Le tendió las llaves sin añadir más. El comisario estaba tan cansado que ni siquiera tenía fuerzas para sentir curiosidad. Los tres llevaban la barba crecida y tenían el aspecto de refugiados de un terremoto, que se intensificaba aún más al saber que también habían perdido aquella última batalla.
Frank los había dejado para seguir el recorrido indicado por Morelli. A través de un semisótano que olía a moho y gasóleo, había salido a la calle, alcanzado el coche y aparcado del otro lado de la avenida Princesse Grace, exactamente detrás del grupo de periodistas que aturdía con preguntas al pobre Nicolás Hulot.

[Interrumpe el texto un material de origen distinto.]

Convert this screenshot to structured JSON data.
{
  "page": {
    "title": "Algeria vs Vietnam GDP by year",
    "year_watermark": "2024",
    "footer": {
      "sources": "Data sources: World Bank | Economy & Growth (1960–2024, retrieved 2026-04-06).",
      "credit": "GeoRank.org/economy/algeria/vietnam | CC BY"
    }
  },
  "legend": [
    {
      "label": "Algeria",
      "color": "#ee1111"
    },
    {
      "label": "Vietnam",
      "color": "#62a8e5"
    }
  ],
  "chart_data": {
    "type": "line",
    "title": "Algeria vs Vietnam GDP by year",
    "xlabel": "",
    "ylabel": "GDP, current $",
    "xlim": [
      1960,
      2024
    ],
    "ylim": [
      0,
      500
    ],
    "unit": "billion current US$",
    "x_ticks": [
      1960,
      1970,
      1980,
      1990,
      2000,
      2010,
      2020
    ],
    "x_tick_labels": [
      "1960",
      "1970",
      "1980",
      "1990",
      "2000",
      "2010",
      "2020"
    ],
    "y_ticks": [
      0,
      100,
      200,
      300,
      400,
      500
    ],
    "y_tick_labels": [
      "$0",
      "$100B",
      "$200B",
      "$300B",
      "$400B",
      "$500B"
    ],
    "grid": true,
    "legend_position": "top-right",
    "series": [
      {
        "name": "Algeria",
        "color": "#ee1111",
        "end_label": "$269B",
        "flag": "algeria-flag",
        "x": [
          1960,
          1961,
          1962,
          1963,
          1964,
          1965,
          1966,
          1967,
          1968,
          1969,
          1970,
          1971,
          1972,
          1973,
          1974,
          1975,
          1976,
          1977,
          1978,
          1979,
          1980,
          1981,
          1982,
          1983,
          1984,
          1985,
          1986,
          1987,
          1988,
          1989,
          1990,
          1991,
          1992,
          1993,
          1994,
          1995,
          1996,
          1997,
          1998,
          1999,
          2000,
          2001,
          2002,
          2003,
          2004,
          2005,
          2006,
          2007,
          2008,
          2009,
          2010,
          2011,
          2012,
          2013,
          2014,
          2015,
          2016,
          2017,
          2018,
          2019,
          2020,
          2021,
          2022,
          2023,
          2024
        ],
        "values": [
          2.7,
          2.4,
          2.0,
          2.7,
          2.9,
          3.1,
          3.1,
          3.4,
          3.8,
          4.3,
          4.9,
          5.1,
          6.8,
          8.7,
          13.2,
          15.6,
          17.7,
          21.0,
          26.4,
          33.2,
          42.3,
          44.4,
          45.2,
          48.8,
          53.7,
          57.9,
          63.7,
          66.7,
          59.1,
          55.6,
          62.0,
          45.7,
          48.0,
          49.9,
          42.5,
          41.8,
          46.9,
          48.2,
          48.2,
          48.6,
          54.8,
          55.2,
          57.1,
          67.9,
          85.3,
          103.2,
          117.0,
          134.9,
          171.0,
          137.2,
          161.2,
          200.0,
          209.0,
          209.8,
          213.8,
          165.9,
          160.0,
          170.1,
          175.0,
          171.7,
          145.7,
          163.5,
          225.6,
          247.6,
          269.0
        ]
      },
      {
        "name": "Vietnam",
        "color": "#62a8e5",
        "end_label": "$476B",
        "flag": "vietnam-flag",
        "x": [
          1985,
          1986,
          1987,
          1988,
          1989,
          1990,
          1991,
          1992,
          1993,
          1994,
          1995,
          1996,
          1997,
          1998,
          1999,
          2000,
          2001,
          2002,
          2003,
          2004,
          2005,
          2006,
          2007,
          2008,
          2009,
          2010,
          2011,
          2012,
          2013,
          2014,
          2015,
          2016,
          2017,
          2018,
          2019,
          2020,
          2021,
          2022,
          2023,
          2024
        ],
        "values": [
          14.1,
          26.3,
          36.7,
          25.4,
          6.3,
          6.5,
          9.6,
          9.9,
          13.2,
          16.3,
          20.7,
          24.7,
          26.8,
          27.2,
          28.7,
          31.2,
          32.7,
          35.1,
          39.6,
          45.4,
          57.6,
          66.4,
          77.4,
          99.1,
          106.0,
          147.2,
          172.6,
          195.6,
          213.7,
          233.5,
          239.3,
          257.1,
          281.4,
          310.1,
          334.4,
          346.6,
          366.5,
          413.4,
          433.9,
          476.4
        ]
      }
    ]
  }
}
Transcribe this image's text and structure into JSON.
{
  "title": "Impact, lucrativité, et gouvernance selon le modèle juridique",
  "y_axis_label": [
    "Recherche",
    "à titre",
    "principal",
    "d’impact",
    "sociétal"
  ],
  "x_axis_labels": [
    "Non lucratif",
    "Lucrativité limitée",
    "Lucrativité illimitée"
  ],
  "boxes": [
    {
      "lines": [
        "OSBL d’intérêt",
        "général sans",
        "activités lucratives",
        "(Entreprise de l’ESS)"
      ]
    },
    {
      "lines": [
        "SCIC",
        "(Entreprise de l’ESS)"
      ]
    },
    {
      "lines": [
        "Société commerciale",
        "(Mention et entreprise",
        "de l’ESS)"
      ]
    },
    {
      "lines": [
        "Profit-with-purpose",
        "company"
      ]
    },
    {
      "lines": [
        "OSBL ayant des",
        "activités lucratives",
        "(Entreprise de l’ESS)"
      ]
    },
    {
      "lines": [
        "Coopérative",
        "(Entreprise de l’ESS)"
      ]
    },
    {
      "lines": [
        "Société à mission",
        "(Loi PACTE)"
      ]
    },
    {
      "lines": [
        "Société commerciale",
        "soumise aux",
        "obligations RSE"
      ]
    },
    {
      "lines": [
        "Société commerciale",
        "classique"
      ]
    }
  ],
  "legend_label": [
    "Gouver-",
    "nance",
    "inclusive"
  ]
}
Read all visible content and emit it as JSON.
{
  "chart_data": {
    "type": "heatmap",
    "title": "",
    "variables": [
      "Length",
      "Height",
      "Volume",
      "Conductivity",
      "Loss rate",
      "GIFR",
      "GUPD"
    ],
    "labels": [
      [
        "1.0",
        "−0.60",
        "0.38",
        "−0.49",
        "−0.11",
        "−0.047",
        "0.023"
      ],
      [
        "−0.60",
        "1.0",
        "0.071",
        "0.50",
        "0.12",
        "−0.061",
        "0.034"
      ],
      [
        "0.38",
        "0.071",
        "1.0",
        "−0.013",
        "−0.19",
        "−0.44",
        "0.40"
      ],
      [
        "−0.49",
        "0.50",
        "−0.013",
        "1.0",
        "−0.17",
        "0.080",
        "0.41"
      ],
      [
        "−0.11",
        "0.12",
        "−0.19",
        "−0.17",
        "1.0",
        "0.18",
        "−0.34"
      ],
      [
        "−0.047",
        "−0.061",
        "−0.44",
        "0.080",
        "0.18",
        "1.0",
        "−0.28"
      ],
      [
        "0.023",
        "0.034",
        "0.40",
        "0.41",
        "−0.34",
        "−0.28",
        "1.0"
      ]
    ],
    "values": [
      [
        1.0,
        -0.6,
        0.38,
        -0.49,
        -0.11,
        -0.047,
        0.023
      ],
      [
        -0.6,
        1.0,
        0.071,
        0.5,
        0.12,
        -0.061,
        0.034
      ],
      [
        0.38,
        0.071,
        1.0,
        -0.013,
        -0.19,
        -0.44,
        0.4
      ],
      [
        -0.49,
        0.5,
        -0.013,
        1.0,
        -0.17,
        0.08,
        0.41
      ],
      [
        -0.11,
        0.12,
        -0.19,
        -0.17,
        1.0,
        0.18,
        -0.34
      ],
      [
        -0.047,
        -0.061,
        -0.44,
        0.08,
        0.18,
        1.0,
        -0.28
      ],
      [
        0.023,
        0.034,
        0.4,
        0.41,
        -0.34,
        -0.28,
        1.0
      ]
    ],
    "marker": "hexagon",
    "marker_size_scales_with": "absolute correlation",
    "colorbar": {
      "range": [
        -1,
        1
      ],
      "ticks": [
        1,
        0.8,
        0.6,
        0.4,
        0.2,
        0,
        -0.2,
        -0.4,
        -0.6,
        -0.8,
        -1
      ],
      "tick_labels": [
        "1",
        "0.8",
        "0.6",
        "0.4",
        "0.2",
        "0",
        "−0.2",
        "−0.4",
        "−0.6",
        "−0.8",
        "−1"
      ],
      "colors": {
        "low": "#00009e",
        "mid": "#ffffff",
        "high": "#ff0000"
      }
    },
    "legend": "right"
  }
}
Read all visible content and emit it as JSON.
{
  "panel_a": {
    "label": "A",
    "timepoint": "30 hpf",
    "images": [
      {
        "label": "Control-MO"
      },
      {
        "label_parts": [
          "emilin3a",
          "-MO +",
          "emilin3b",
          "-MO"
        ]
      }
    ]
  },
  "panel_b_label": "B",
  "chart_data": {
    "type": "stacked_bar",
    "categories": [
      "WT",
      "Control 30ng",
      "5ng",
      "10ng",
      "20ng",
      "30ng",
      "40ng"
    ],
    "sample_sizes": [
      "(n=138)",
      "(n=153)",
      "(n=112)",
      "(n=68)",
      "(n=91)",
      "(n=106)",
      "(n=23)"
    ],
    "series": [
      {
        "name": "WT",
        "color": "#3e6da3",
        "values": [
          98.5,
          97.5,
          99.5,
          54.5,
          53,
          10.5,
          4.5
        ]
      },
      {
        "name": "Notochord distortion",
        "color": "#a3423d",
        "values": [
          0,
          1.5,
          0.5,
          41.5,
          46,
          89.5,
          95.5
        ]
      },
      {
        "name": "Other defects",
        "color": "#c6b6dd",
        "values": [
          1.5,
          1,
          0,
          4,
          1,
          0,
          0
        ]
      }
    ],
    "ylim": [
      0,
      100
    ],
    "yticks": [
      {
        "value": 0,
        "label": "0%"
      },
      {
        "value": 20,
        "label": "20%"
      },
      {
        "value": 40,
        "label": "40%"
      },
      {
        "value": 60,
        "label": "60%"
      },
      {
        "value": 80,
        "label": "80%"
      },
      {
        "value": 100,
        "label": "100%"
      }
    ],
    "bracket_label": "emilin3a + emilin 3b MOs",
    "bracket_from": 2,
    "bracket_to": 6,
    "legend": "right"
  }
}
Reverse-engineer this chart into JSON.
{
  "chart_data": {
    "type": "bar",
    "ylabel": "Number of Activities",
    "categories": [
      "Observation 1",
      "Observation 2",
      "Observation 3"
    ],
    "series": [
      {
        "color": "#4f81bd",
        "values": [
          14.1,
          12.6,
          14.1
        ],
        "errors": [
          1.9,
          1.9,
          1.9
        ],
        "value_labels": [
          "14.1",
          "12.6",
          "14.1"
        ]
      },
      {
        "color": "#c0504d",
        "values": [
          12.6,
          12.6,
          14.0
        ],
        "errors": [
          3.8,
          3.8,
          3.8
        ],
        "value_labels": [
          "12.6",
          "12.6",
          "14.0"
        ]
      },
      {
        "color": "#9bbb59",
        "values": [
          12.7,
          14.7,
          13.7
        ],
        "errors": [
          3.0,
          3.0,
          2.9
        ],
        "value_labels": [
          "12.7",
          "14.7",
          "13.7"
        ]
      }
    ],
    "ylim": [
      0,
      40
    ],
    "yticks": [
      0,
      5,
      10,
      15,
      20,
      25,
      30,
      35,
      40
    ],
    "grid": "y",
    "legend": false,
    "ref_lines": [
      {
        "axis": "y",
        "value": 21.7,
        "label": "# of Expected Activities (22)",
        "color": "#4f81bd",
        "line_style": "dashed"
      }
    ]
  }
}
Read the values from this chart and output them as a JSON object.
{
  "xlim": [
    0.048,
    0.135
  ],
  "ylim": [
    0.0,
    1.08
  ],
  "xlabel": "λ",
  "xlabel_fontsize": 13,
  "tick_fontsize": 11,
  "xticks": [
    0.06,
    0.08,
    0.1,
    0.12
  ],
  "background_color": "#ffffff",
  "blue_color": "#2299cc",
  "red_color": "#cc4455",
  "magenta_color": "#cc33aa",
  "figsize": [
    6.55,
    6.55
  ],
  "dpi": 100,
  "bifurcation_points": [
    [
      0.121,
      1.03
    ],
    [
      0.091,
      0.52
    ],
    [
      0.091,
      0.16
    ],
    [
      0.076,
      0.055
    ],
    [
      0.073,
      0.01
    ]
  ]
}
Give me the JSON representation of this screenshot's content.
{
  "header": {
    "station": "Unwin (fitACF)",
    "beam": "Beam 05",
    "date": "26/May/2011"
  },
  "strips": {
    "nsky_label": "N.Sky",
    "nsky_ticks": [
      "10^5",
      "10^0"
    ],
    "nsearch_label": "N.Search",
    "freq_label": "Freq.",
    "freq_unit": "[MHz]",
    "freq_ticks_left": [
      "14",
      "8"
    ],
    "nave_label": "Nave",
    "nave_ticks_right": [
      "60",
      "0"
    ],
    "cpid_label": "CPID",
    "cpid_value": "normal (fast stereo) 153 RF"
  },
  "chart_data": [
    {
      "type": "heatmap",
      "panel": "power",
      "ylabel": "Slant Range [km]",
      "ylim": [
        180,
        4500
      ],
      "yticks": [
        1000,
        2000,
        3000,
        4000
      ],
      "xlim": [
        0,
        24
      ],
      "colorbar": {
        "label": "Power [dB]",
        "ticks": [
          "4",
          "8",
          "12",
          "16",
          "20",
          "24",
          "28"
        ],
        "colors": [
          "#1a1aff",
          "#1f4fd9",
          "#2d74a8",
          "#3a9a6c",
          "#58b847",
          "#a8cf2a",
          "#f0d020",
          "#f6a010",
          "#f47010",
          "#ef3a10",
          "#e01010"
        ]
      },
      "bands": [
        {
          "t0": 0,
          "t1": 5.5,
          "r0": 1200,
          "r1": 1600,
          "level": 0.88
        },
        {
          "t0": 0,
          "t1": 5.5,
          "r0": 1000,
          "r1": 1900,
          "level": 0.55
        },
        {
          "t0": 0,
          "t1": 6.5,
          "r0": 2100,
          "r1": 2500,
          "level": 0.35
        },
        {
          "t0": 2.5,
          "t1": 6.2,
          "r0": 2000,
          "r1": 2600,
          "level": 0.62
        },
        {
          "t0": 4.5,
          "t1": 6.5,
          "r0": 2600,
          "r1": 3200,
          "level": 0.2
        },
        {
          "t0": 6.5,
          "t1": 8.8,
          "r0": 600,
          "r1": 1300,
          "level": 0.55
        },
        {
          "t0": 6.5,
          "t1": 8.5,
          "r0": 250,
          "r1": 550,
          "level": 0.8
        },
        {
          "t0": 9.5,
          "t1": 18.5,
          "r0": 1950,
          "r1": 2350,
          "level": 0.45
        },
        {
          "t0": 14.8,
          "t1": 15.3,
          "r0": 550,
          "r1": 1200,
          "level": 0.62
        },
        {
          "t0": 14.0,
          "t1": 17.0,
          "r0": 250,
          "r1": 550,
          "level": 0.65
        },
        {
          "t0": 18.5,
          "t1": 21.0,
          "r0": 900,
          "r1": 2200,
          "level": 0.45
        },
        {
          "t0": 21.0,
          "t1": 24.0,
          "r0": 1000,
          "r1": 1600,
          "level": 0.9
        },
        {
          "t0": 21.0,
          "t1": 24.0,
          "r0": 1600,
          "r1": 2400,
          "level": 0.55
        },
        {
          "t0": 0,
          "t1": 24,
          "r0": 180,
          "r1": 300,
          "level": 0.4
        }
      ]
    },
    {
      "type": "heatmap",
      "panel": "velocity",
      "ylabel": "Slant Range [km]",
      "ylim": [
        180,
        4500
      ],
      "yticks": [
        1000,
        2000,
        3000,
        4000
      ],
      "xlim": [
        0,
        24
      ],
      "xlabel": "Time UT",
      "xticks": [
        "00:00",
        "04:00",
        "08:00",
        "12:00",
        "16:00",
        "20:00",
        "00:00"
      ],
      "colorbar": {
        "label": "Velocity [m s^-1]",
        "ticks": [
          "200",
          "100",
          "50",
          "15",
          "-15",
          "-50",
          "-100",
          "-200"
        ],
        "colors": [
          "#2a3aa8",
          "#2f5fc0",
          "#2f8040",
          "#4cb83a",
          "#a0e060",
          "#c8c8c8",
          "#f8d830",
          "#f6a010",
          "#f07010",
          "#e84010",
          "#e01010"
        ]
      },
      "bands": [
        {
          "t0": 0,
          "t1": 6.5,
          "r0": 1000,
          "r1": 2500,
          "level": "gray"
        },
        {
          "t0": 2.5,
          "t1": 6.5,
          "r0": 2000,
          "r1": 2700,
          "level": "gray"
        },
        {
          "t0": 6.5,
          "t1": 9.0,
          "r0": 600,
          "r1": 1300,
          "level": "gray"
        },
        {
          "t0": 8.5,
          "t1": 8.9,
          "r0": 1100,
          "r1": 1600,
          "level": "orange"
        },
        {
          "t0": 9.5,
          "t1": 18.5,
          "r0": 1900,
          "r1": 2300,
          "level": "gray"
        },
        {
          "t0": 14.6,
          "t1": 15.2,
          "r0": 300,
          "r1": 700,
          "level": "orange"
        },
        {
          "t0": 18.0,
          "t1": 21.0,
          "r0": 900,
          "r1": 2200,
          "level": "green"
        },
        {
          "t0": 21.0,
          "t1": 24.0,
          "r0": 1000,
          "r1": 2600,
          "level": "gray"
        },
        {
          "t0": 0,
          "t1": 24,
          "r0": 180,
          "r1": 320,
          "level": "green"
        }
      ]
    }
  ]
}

Por fortuna, nadie había advertido su presencia.
Empujó la puerta y entró en el edificio. El encargado no estaba en la portería. Miró la hora. Las siete. Contuvo a duras penas un bostezo. El cansancio de aquella larga noche en blanco comenzaba a hacerse sentir. Primero el programa, después la búsqueda de Roby Stricker, la vigilancia, la esperanza, la desilusión, el nuevo homicidio, el cadáver mutilado de Gregor Yatzimin.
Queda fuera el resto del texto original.